Dans les tribunes du Monde, il y en a une qui pour une fois vaut le détour : celle du producteur Vincent Maraval. Il profite de la polémique née du départ de Gérard Depardieu pour se poser la question de savoir si les salaires des stars françaises du cinéma sont mérités. Comme il utilise des arguments bien étayés, son propos est très pertinent, et amène à remettre en cause la situation présente. Un salaire peut être très élevé s'il rétribue un travail qui a permit de générer encore plus d'argent. Visiblement, ces derniers temps, les salaires de certaines stars sont si élevés que les films auxquelles ils participent peuvent ne pas être rentables, même lorsqu'ils rencontrent un succès normal en salle. Dans ce cas, c'est sûr, il y a un problème.

L'explication se trouve dans le fait que les films sont en grande partie financés par les subventions publiques et les obligations d'investissement des chaînes télévisées, les entrées en salle ne décidant plus du sort d'un film. Alors que le cinéma ne permet plus de fortes audiences à la télévision, les chaînes sont toujours obligées par les pouvoirs publics d'acheter en proportion de leurs revenus des films et de participer au financement de leur production. Cet argent se retrouve donc directement dans les poches de ces stars, qui monnayent leur célébrité plus que leur capacité à attirer vraiment des spectateurs ou des téléspectateurs.

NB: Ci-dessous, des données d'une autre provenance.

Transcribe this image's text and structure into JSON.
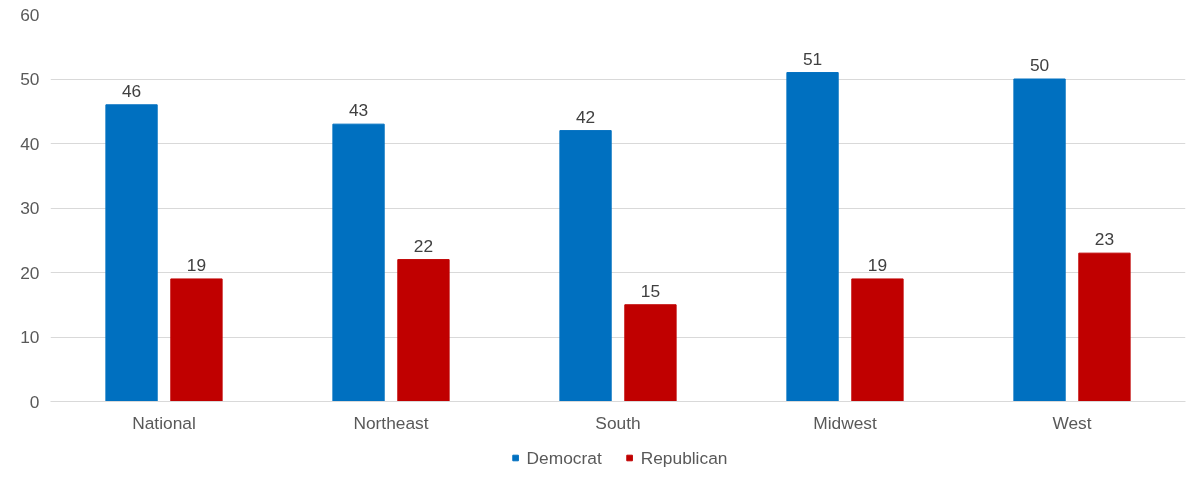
{
  "chart_data": {
    "type": "bar",
    "categories": [
      "National",
      "Northeast",
      "South",
      "Midwest",
      "West"
    ],
    "series": [
      {
        "name": "Democrat",
        "color": "#0070c0",
        "values": [
          46,
          43,
          42,
          51,
          50
        ]
      },
      {
        "name": "Republican",
        "color": "#c00000",
        "values": [
          19,
          22,
          15,
          19,
          23
        ]
      }
    ],
    "ylim": [
      0,
      60
    ],
    "yticks": [
      0,
      10,
      20,
      30,
      40,
      50,
      60
    ],
    "grid": "y",
    "legend": "bottom",
    "data_labels": true
  }
}
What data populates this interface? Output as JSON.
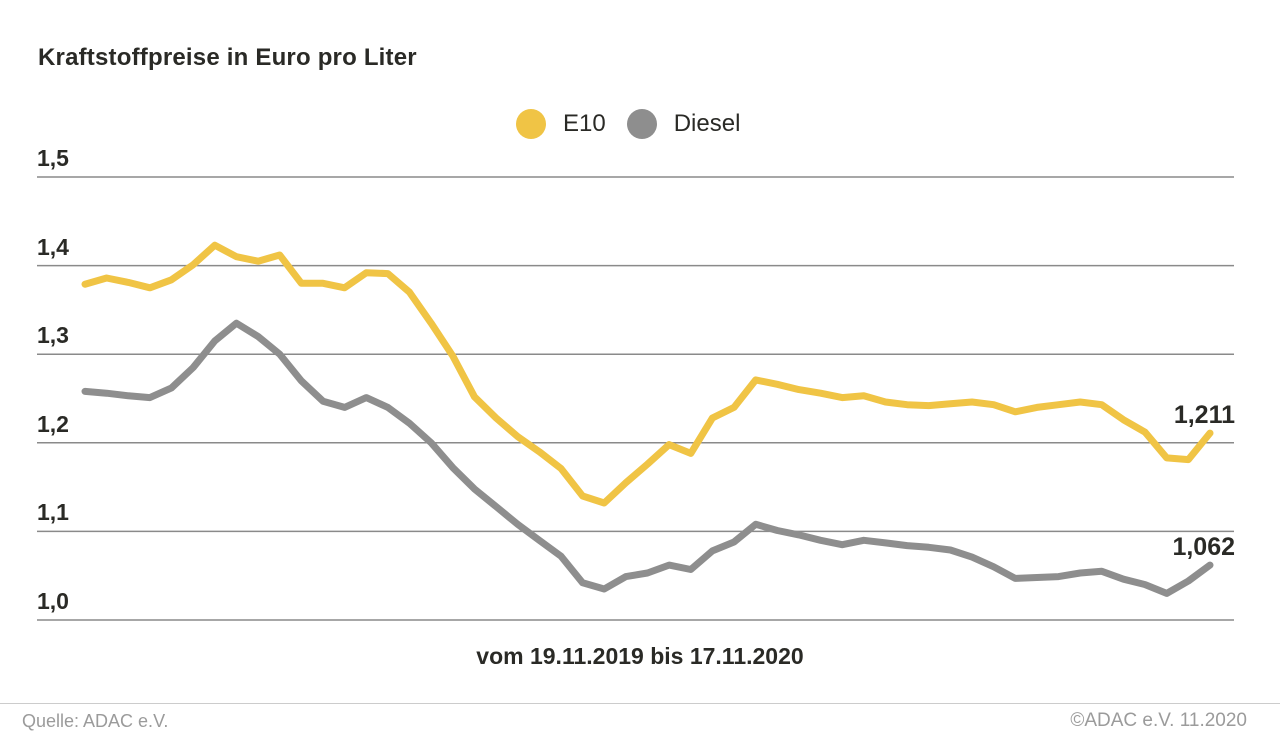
{
  "page": {
    "footer": {
      "source_left": "Quelle: ADAC e.V.",
      "source_right": "©ADAC e.V. 11.2020"
    }
  },
  "legend": [
    {
      "label": "E10",
      "color": "#F0C445"
    },
    {
      "label": "Diesel",
      "color": "#8E8E8E"
    }
  ],
  "colors": {
    "e10": "#F0C445",
    "diesel": "#8E8E8E",
    "gridline": "#8a8a8a",
    "text": "#2a2a26",
    "footer_text": "#9b9b9b",
    "footer_rule": "#cccccc",
    "background": "#ffffff"
  },
  "chart_data": {
    "type": "line",
    "title": "Kraftstoffpreise in Euro pro Liter",
    "xlabel": "vom 19.11.2019 bis 17.11.2020",
    "x_start_date": "19.11.2019",
    "x_end_date": "17.11.2020",
    "x_interval": "weekly",
    "ylabel": "",
    "ylim": [
      1.0,
      1.5
    ],
    "yticks": [
      "1,5",
      "1,4",
      "1,3",
      "1,2",
      "1,1",
      "1,0"
    ],
    "ytick_values": [
      1.5,
      1.4,
      1.3,
      1.2,
      1.1,
      1.0
    ],
    "grid": true,
    "legend_position": "top-center",
    "series": [
      {
        "name": "E10",
        "color": "#F0C445",
        "end_label": "1,211",
        "final_value": 1.211,
        "values": [
          1.379,
          1.386,
          1.381,
          1.375,
          1.384,
          1.401,
          1.423,
          1.41,
          1.405,
          1.412,
          1.38,
          1.38,
          1.375,
          1.392,
          1.391,
          1.37,
          1.335,
          1.298,
          1.252,
          1.228,
          1.207,
          1.19,
          1.171,
          1.14,
          1.132,
          1.155,
          1.176,
          1.198,
          1.188,
          1.228,
          1.24,
          1.271,
          1.266,
          1.26,
          1.256,
          1.251,
          1.253,
          1.246,
          1.243,
          1.242,
          1.244,
          1.246,
          1.243,
          1.235,
          1.24,
          1.243,
          1.246,
          1.243,
          1.226,
          1.212,
          1.183,
          1.181,
          1.211
        ]
      },
      {
        "name": "Diesel",
        "color": "#8E8E8E",
        "end_label": "1,062",
        "final_value": 1.062,
        "values": [
          1.258,
          1.256,
          1.253,
          1.251,
          1.262,
          1.285,
          1.315,
          1.335,
          1.32,
          1.3,
          1.27,
          1.247,
          1.24,
          1.251,
          1.24,
          1.222,
          1.2,
          1.172,
          1.148,
          1.128,
          1.108,
          1.09,
          1.072,
          1.042,
          1.035,
          1.049,
          1.053,
          1.062,
          1.057,
          1.078,
          1.088,
          1.108,
          1.101,
          1.096,
          1.09,
          1.085,
          1.09,
          1.087,
          1.084,
          1.082,
          1.079,
          1.071,
          1.06,
          1.047,
          1.048,
          1.049,
          1.053,
          1.055,
          1.046,
          1.04,
          1.03,
          1.044,
          1.062
        ]
      }
    ]
  }
}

Pendant ce temps, on va nous faire pleurer sur le sort de France Télévisions, et augmenter le montant de la redevance obligatoire de six euros car c'est trop dur de maîtriser les budgets. C'est promis, l'argent bénéficiera à "la création", c'est à dire le compte en banque des stars. Voilà encore un système vermoulu par les subventions et les réglementations excessives. Que la création cinématographique soit décidée en fonction de son succès ! Ou plus directement : laissons le marché décider ce qu'il a envie de voir. Pourquoi subventionner ou forcer le financement de films que personne ne veut voir, en salle ou à la télévision ? Si la présence d'une star suffit à faire d'un film un succès, pourquoi ne pas l'intéresser aux profits du film, plutôt que de fixer un salaire fixe éventuellement surdimensionné ?

Il en va du cinéma comme de tous les arts : le statut artistique ne doit pas être une excuse pour permettre des œuvres qui n'ont aucun public.